セカイメガネNo.3
善意があるから、創造がある
2013/06/05
クリエーティビティーによって顧客に製品を買いたいと思わせられるなら、クリエーティビティーによって人々に良い行動をしようと働き掛けることもきっとできるでしょう。
クリエーティビティーの力をよく知るタイのクリエーティブ・ディレクター(CD)たちの善意によって多くの公共広告が制作されています。世の中のためになる行動を促し、そうでない行動を改め、社会に取り残されている恵まれない人々の手助けをしています。
公共広告に創造的視点を取り入れると、退屈そうなテーマでも世の中で取り上げられ話題になります。人々が啓発されて参加したり、口コミでメッセージを広げるのです。

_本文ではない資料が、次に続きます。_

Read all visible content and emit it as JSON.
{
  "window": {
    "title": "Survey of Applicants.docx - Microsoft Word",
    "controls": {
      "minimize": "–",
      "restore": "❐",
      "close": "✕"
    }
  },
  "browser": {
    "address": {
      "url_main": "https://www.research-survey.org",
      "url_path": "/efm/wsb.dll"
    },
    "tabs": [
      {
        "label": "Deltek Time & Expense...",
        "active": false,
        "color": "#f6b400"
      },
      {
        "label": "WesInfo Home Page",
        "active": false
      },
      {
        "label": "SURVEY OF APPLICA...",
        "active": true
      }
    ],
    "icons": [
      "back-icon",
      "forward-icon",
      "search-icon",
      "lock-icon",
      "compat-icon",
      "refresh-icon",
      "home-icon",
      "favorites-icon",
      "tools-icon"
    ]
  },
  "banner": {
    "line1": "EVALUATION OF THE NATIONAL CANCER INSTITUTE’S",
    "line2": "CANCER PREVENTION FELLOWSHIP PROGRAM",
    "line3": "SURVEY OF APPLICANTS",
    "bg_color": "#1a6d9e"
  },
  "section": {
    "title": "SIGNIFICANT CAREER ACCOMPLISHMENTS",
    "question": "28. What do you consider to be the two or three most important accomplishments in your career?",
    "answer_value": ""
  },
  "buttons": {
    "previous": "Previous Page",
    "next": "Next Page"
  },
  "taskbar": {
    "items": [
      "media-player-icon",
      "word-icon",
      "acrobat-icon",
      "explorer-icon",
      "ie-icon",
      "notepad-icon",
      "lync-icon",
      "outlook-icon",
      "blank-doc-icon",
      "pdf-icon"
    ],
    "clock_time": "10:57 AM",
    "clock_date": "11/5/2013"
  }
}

こうしたキャンペーンは、これまでは伝統的なメディアを使って制作されてきました。しかし、デジタル時代に入ると、話題づくりやブランドとの絆の強化にソーシャルネットワークが重要な手段になってきました。バイラル動画やフェイスブックのアプリケーション、バナーなどを使った公共広告が増えてきたのです。
興味深い事例を二つご紹介しましょう。タイ健康促進財団が大人たちに喫煙の害を訴えるバイラル動画「Smoking Kid」です。ユーチューブで60万回以上視聴されています。無頓着にたばこを吸う大人たちに2人の子どもが近づき「火を貸してくれる?」と自分のたばこを差し出します。驚いて喫煙をやめさせようとする大人たちにメッセージが渡されます。「僕たちの健康を心配するならどうして自分の体は心配しないの」と書いてあるのです。
Naiin.com書店の「See from Sound」キャンペーンでは、デジタル技術を活用して録音可能なバナー広告を制作しました。人々が新刊本の内容をリレー式に録音し、目の不自由な人にも楽しめるようにしたのです=写真。
実はこうしたキャンペーンの多くは、政府や特定の公共団体・組織がお金を出して実施しているとは限りません。ブランドが通常の販売促進のためでなく、社会のためになるキャンペーンを自発的につくり出しているのです。
クリエーティビティーの懸け橋は、ビジネスと善意という二つの異なる世界をつなぎます。CDとブランドが善意で協力し合えば、世界をより良い場所に変えるキャンペーンがもっと増えていくと私は信じているのです。